Naszą symulację przeprowadziliśmy dla określonych warunków (średnioroczna atmosfera dla regionu zwrotników). Średnio rzecz biorąc, podwojenie stężenia CO2 dla całej planety skutkuje zmniejszeniem opuszczającego Ziemię promieniowania o 3,7 W/m2 (w przybliżonych rachunkach często stosowana jest też wartość 4 W/m2).

Zmianę strumienia energii ΔE w W/m2 w funkcji koncentracji CO2 (czyli wymuszenie radiacyjne dwutlenku węgla względem określonego poziomu odniesienia) możemy opisać wzorem:

ΔECO2 = 3,7·ln(pCO2/p0CO2)/ln(2) = 5,35·ln(pCO2/p0CO2)            (1)

Bardziej precyzyjna zależność, w szczególności w zakresie wyższych koncentracji, ma postać:

ΔECO2 = 5,35·ln(pCO2/p0CO2) + 0,39·(ln(pCO2/p0CO2))2              (2)

gdzie pCO2 to koncentracja CO2 w atmosferze, a p0CO2 – poziom odniesienia, względem którego mierzymy różnicę strumienia energii, zazwyczaj w obliczeniach jest to 280 ppm, odpowiadające stężeniu CO2 w epoce przedprzemysłowej.

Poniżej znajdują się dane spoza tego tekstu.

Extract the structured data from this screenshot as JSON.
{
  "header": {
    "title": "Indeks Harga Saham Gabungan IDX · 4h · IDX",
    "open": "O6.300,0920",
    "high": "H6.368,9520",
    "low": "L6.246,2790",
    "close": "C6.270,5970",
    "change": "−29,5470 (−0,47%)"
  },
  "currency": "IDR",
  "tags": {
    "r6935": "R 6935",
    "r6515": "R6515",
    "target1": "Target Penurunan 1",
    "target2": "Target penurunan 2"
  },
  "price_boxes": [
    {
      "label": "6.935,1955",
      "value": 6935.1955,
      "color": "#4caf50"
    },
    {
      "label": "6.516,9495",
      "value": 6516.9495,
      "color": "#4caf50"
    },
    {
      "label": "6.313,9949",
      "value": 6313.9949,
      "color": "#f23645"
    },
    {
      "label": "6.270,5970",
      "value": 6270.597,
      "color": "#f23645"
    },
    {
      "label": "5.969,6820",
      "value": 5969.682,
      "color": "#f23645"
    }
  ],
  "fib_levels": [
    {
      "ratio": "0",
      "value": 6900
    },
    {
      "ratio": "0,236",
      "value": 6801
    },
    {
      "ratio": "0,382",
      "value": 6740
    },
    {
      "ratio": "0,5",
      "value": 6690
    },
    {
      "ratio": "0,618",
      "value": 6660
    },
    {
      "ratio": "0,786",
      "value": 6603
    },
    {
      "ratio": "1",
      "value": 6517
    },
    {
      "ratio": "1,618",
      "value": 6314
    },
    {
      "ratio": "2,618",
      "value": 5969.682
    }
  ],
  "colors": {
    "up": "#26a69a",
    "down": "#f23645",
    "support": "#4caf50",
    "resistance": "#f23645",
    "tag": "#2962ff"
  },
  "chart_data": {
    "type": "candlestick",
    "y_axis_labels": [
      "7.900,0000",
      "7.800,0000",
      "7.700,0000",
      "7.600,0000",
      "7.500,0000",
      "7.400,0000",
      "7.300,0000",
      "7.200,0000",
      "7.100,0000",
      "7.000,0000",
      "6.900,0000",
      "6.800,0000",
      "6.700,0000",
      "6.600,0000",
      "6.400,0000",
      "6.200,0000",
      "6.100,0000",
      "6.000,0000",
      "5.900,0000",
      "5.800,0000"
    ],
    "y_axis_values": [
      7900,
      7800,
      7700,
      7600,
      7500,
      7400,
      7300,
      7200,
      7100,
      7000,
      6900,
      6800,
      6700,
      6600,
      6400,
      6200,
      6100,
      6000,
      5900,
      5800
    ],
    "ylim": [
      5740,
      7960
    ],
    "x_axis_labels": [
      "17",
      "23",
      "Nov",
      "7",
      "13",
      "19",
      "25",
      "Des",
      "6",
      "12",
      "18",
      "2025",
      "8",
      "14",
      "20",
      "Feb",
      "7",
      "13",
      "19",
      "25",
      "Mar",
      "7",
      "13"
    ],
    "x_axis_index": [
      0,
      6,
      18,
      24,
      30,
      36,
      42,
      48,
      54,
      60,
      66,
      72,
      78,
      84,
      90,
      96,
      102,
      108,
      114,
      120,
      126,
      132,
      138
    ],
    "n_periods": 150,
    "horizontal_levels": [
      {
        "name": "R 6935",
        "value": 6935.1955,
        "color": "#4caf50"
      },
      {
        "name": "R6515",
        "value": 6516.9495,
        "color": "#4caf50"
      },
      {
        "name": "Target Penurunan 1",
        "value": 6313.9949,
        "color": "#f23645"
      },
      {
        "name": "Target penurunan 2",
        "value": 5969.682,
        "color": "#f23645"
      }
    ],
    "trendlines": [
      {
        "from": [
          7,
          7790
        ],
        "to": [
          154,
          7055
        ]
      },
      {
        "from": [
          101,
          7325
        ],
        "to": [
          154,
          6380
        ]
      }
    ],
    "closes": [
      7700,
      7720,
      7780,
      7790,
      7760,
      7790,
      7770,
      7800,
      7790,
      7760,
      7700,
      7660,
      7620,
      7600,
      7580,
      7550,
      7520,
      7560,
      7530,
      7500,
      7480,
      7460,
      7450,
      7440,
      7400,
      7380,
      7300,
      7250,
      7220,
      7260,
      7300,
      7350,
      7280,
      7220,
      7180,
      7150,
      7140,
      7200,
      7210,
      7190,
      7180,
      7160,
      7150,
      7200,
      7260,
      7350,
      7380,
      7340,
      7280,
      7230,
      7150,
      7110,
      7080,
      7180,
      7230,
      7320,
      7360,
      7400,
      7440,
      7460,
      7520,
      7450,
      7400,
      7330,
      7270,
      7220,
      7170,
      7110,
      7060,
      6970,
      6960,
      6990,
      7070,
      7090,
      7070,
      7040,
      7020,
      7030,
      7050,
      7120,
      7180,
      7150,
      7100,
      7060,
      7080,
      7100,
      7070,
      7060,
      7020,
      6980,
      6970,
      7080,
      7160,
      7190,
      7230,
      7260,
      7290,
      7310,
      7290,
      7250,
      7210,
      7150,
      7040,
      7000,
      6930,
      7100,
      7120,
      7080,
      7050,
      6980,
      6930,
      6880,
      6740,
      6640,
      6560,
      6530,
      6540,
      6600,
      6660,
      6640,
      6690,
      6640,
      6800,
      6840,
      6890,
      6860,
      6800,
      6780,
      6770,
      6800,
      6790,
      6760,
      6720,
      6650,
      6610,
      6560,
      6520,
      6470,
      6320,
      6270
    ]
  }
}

Rysunek 4: Zależność wymuszenia radiacyjnego CO2 w funkcji koncentracji atmosferycznej (wzór (2)), względem poziomu odniesienia 280 ppm.

Zobaczmy, który gaz cieplarniany działa silniej: dwutlenek węgla czy metan. Na rysunku 5 widzimy porównanie zależności strumienia opuszczającej Ziemię energii od stężenia każdego z tych gazów (przy zerowym stężeniu drugiego).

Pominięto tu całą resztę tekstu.